What some say about this book. 

One of the cool things about this book is that after you buy the print copy, you get the Kindle copy as a free download. Which means you don't have to wait until the print version arrives; you can immediately start reading...and reading...and reading...
That's what I did. I ordered the print copy, then downloaded the Kindle version for free and started reading. And trust me, that's what you're going to do, too. You're going to read the heck out of this book. You'll probably read it all in one sitting (minus bathroom breaks) because you're going to want to see how it all plays out.
Once the print version arrives? You're not going to put it up on a shelf and forget about it. You're not going to sell it on eBay. And you're certainly not going to loan it to a friend.

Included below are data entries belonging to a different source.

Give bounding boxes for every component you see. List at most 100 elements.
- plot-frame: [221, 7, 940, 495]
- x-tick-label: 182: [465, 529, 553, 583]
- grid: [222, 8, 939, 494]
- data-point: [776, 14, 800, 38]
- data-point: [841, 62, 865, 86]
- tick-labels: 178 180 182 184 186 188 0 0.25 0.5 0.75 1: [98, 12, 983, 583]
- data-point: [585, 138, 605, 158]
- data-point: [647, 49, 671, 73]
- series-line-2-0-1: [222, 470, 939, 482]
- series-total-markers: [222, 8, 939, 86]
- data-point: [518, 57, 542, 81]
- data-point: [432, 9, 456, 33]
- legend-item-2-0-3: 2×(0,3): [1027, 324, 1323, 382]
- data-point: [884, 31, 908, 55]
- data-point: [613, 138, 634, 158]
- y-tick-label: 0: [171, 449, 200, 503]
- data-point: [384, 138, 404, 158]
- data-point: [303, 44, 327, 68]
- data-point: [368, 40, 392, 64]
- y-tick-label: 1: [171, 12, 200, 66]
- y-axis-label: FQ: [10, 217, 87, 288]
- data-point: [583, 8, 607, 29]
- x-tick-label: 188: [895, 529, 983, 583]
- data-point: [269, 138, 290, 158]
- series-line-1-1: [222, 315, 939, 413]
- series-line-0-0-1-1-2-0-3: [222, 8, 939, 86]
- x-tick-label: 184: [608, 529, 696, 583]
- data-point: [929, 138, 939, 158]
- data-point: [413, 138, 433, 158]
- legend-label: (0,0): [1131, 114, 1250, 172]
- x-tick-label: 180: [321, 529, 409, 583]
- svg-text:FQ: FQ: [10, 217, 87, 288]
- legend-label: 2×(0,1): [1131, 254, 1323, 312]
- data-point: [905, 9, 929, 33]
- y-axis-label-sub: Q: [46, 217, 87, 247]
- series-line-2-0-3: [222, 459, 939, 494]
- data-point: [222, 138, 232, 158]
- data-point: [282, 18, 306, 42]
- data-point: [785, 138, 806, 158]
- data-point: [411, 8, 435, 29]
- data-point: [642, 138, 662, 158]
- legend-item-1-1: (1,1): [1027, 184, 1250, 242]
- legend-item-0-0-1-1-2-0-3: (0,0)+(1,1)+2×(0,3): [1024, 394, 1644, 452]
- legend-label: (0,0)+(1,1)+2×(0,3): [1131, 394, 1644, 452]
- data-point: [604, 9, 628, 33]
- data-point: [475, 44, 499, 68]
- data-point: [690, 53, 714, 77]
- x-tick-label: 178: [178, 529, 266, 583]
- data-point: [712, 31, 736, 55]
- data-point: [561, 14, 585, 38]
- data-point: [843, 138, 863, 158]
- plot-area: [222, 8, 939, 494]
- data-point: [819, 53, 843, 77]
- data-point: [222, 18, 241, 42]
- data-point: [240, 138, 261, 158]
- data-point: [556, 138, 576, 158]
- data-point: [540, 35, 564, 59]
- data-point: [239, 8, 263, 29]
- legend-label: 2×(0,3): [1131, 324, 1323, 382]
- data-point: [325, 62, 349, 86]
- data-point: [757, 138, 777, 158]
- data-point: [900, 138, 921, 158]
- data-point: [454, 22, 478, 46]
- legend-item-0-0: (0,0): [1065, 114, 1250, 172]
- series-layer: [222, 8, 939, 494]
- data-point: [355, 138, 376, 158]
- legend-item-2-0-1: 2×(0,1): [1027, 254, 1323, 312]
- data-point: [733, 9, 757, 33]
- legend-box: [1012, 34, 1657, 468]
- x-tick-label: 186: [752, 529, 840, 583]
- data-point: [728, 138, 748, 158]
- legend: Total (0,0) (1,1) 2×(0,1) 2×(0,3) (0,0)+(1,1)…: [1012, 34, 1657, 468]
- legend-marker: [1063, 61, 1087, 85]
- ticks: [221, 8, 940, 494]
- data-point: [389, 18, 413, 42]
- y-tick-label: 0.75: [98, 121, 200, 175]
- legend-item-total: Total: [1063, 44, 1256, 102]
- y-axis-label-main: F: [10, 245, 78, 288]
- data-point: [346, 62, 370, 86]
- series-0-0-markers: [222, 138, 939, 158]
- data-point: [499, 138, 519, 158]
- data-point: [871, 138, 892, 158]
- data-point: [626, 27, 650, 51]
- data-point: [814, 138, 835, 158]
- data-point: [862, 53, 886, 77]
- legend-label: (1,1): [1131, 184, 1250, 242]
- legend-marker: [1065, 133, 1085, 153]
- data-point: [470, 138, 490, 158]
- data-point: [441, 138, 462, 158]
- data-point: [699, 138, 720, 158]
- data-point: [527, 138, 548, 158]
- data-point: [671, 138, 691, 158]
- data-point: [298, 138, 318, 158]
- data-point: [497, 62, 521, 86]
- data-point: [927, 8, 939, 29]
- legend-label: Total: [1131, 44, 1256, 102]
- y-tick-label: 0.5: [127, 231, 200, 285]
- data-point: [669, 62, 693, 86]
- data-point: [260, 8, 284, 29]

No, you're going to keep it close by so you can open it from time to time and re-read some of the wild action scenes. Or a line or two that made you laugh out loud. Or a scene that made you squirm.

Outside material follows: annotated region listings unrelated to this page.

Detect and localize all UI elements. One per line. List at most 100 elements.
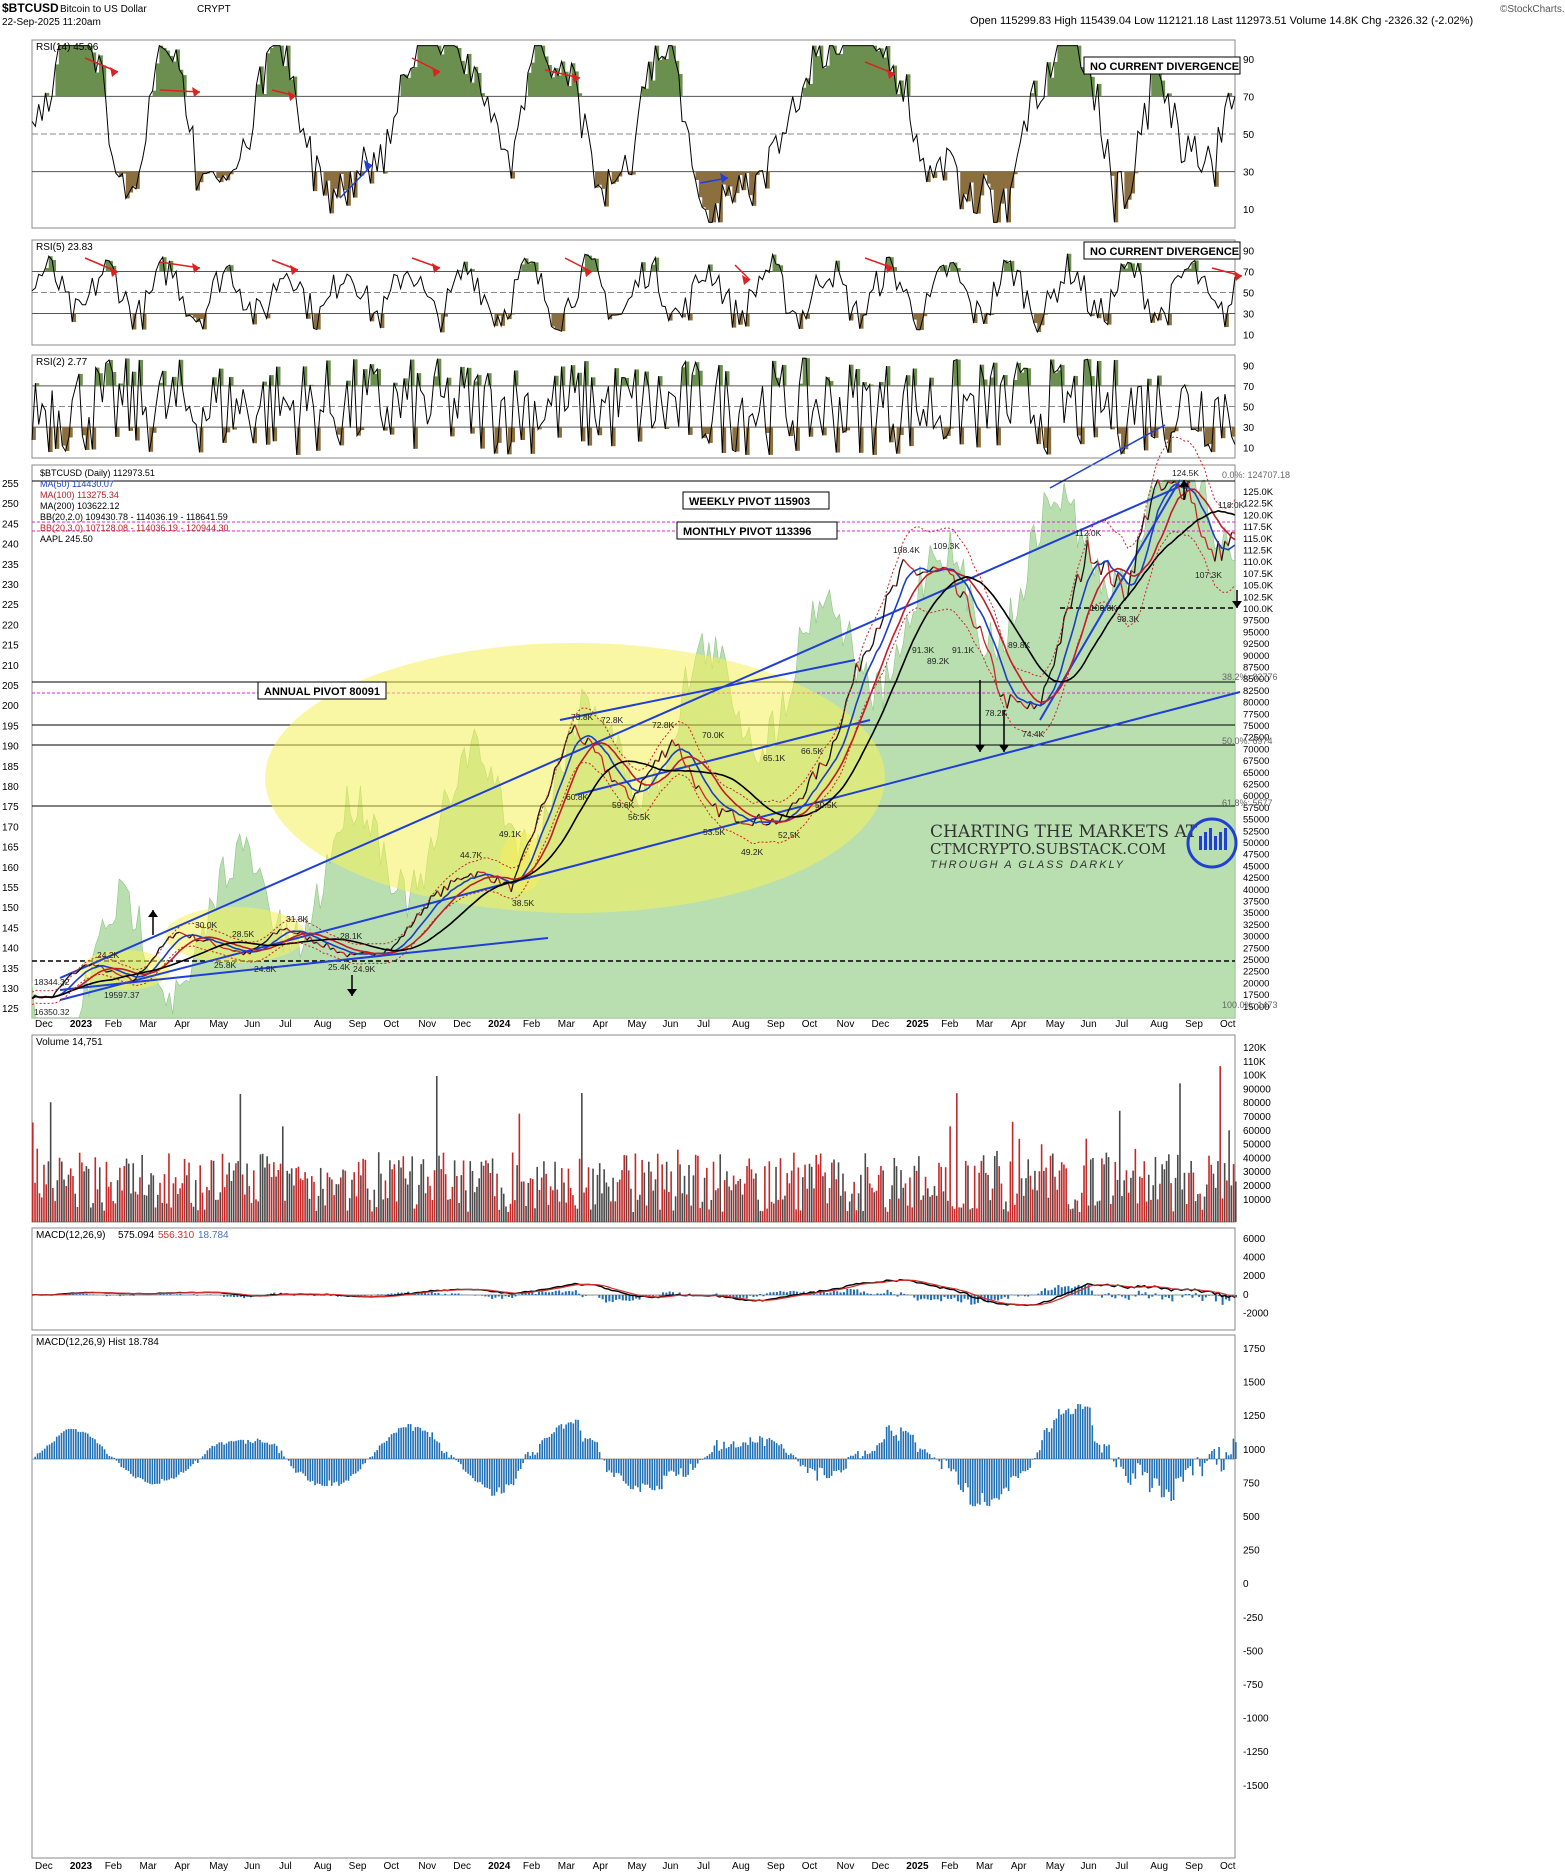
volume-bar bbox=[1127, 1192, 1130, 1222]
rsi2-panel-oversold-fill bbox=[199, 427, 204, 453]
macd-histogram-bar bbox=[1020, 1295, 1023, 1296]
price-segment bbox=[108, 970, 113, 973]
price-segment bbox=[581, 741, 586, 746]
peak-label: 109.3K bbox=[933, 541, 960, 551]
volume-bar bbox=[226, 1174, 228, 1222]
hist-bar bbox=[161, 1459, 163, 1480]
price-segment bbox=[1003, 693, 1008, 709]
volume-bar bbox=[1201, 1209, 1204, 1222]
hist-bar bbox=[943, 1458, 945, 1459]
rsi5-panel-overbought-fill bbox=[651, 264, 656, 272]
rsi2-panel-overbought-fill bbox=[1023, 368, 1028, 386]
price-segment bbox=[788, 802, 794, 810]
rsi14-panel-overbought-fill bbox=[1077, 45, 1082, 97]
hist-bar bbox=[641, 1459, 644, 1484]
price-segment bbox=[229, 948, 234, 952]
macd-histogram-bar bbox=[997, 1295, 1000, 1301]
rsi14-panel-label: RSI(14) 45.06 bbox=[36, 42, 99, 53]
rsi14-panel-overbought-fill bbox=[58, 45, 63, 97]
rsi14-panel-overbought-fill bbox=[1167, 93, 1172, 97]
peak-label: 98.3K bbox=[1117, 614, 1140, 624]
macd-histogram-bar bbox=[266, 1294, 269, 1295]
substack-watermark-line2: CTMCRYPTO.SUBSTACK.COM bbox=[930, 840, 1166, 858]
price-segment bbox=[527, 837, 532, 844]
volume-bar bbox=[643, 1172, 646, 1222]
price-segment bbox=[808, 771, 814, 780]
peak-label: 65.1K bbox=[763, 753, 786, 763]
volume-bar bbox=[1098, 1200, 1101, 1222]
hist-bar bbox=[756, 1442, 759, 1459]
price-segment bbox=[1191, 501, 1196, 505]
rsi14-panel-overbought-fill bbox=[427, 45, 432, 97]
volume-bar bbox=[246, 1163, 248, 1222]
rsi14-annotation: NO CURRENT DIVERGENCE bbox=[1090, 61, 1239, 73]
rsi14-panel-overbought-fill bbox=[1228, 92, 1233, 97]
hist-bar bbox=[883, 1439, 886, 1459]
hist-bar bbox=[503, 1459, 505, 1493]
rsi5-panel-oversold-fill bbox=[142, 313, 147, 330]
hist-bar bbox=[376, 1450, 378, 1459]
price-left-tick: 200 bbox=[2, 701, 19, 712]
hist-bar bbox=[235, 1440, 237, 1459]
macd-histogram-bar bbox=[668, 1291, 671, 1295]
volume-bar bbox=[991, 1188, 994, 1222]
bottom-x-axis-label: Jul bbox=[697, 1861, 710, 1872]
volume-bar bbox=[277, 1169, 280, 1222]
price-segment bbox=[815, 762, 821, 780]
volume-bar bbox=[422, 1159, 425, 1222]
volume-bar bbox=[1172, 1211, 1175, 1222]
macd-histogram-bar bbox=[85, 1293, 88, 1295]
volume-bar bbox=[1031, 1189, 1034, 1222]
volume-bar bbox=[581, 1093, 583, 1222]
rsi14-panel-overbought-fill bbox=[668, 45, 673, 97]
volume-bar bbox=[900, 1170, 902, 1222]
volume-bar bbox=[543, 1161, 545, 1222]
rsi2-panel-overbought-fill bbox=[1087, 359, 1092, 386]
rsi14-arrowhead bbox=[720, 173, 728, 183]
hist-bar bbox=[1120, 1459, 1122, 1467]
volume-bar bbox=[65, 1185, 68, 1222]
rsi14-panel-overbought-fill bbox=[675, 60, 680, 97]
volume-bar bbox=[1027, 1159, 1030, 1222]
price-segment bbox=[993, 666, 998, 689]
volume-bar bbox=[1110, 1204, 1112, 1222]
price-right-tick: 27500 bbox=[1243, 943, 1269, 954]
volume-bar bbox=[96, 1189, 99, 1222]
volume-bar bbox=[308, 1198, 311, 1222]
volume-bar bbox=[534, 1208, 536, 1222]
hist-bar bbox=[797, 1459, 799, 1462]
volume-bar bbox=[1087, 1205, 1090, 1222]
hist-bar bbox=[1199, 1459, 1201, 1467]
macd-histogram-bar bbox=[450, 1293, 453, 1295]
price-left-tick: 245 bbox=[2, 519, 19, 530]
volume-bar bbox=[139, 1177, 141, 1222]
volume-bar bbox=[1112, 1195, 1114, 1222]
volume-bar bbox=[690, 1205, 693, 1222]
rsi2-panel-overbought-fill bbox=[1074, 375, 1079, 386]
hist-bar bbox=[555, 1427, 558, 1459]
rsi5-panel-oversold-fill bbox=[192, 313, 197, 318]
macd-histogram-bar bbox=[1204, 1295, 1207, 1298]
volume-bar bbox=[1210, 1164, 1213, 1222]
volume-bar bbox=[1025, 1178, 1027, 1222]
hist-bar bbox=[577, 1419, 579, 1459]
rsi2-panel-overbought-fill bbox=[112, 371, 117, 386]
highlight-zone bbox=[265, 643, 885, 913]
hist-bar bbox=[653, 1459, 656, 1491]
hist-bar bbox=[1050, 1428, 1053, 1459]
hist-bar bbox=[888, 1425, 890, 1459]
rsi2-panel-oversold-fill bbox=[360, 427, 365, 431]
price-segment bbox=[360, 951, 364, 954]
price-right-tick: 75000 bbox=[1243, 721, 1269, 732]
macd-histogram-bar bbox=[561, 1292, 564, 1295]
rsi5-panel-oversold-fill bbox=[186, 313, 190, 317]
price-segment bbox=[1090, 562, 1095, 565]
peak-label: 24.2K bbox=[97, 950, 120, 960]
price-segment bbox=[1214, 540, 1219, 562]
rsi5-panel-oversold-fill bbox=[973, 313, 978, 323]
volume-bar bbox=[469, 1161, 472, 1222]
rsi14-panel-overbought-fill bbox=[852, 45, 857, 97]
hist-bar bbox=[582, 1441, 584, 1459]
hist-bar bbox=[574, 1419, 577, 1459]
rsi14-panel-overbought-fill bbox=[263, 94, 268, 97]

Because there's plenty of that in this book:
Scenes that will make you sit up and suddenly forget about the outside world.
Scenes that will make you shift uncomfortably in your chair and wonder what kind of dark thoughts the author mined in order to come up with some of the sick, twisted stuff that goes on in this book.

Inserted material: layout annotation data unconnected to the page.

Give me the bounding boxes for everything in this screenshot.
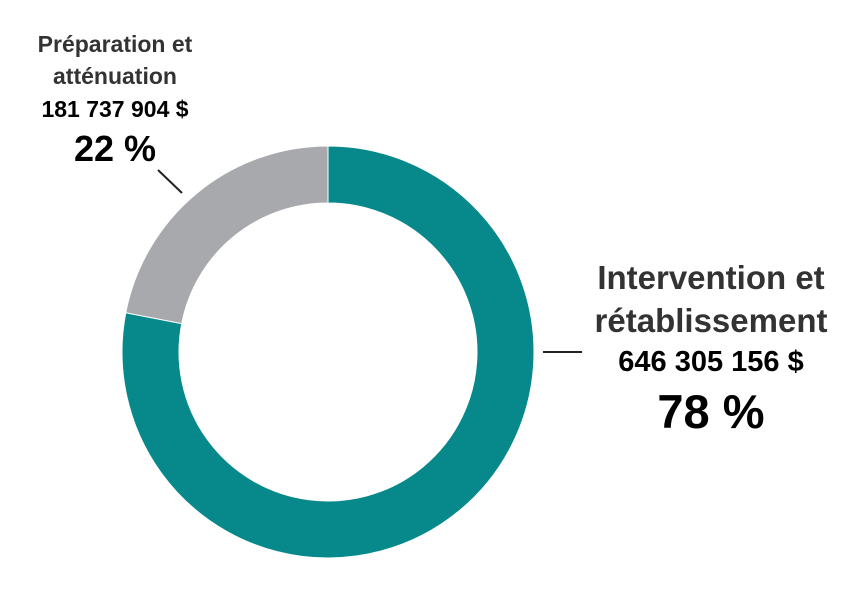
amount-label: 646 305 156 $ — [618, 346, 804, 378]
category-label-line2: atténuation — [53, 63, 177, 89]
leader-line-preparation — [157, 169, 183, 194]
category-label-line2: rétablissement — [594, 302, 828, 339]
slice-intervention — [121, 145, 535, 559]
slice-preparation — [125, 145, 329, 325]
category-label-line1: Intervention et — [597, 259, 825, 296]
percent-label: 22 % — [73, 128, 157, 169]
percent-label: 78 % — [657, 385, 765, 438]
donut-slices — [121, 145, 535, 559]
category-label-line1: Préparation et — [37, 31, 193, 57]
slice-label-intervention: Intervention et rétablissement 646 305 1… — [580, 256, 842, 442]
slice-label-preparation: Préparation et atténuation 181 737 904 $… — [0, 28, 230, 172]
amount-label: 181 737 904 $ — [41, 96, 189, 122]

Scenes that will make you wonder if the hero will prevail and the villain will get their comeuppance. (It's not always a guarantee in Nick DeWolf's world.)
What is PULLING STRINGS about? Oh, come on. You can read the plot synopsis yourself. Why would I waste time rehashing what you already know?
The synopsis wasn't enough to get you to buy the book? What about this:
Much like the villain in his book, Nick DeWolf likes to mess with your head. PULLING STRINGS is like nothing else out there: a trippy, surreal story of suspense where no one is safe, and the next twist in the story is nothing you can predict. The hero is tarnished, the villain is despicable, and the action and set pieces in this book are like nothing you've seen (or read) before. In fact, if there's an author out there that can write a better action scene than Nick DeWolf...
Forget that. There isn't.
Reading PULLING STRINGS is like barreling down a mountain road at a hundred miles an hour, and realizing your driver is a madman. Pick it up and read it before Hollywood gets the rights and screws it up.
Slade Grayson 


AUTHOR'S BIO:

Every story Nick DeWolf has ever written that's any good came from a dream. Clearly, he doesn't sleep well. 
He's a father, a worker, a beer brewer, and cooks a half-decent stir-fry. He waited until the age of 37 to both get a tattoo, and learn to ride a bike. He loves his five kids, hates prejudice, believes in science, and sometimes gets uncomfortably excited about well prepared food.
He is the author of PULLING STRINGS, FRIGHTFULLY EVER AFTER, and the short story RUSTY'S RUN from THE WILL TO SURVIVE: A CHARITY ANTHOLOGY FOR HURRICANE RELIEF.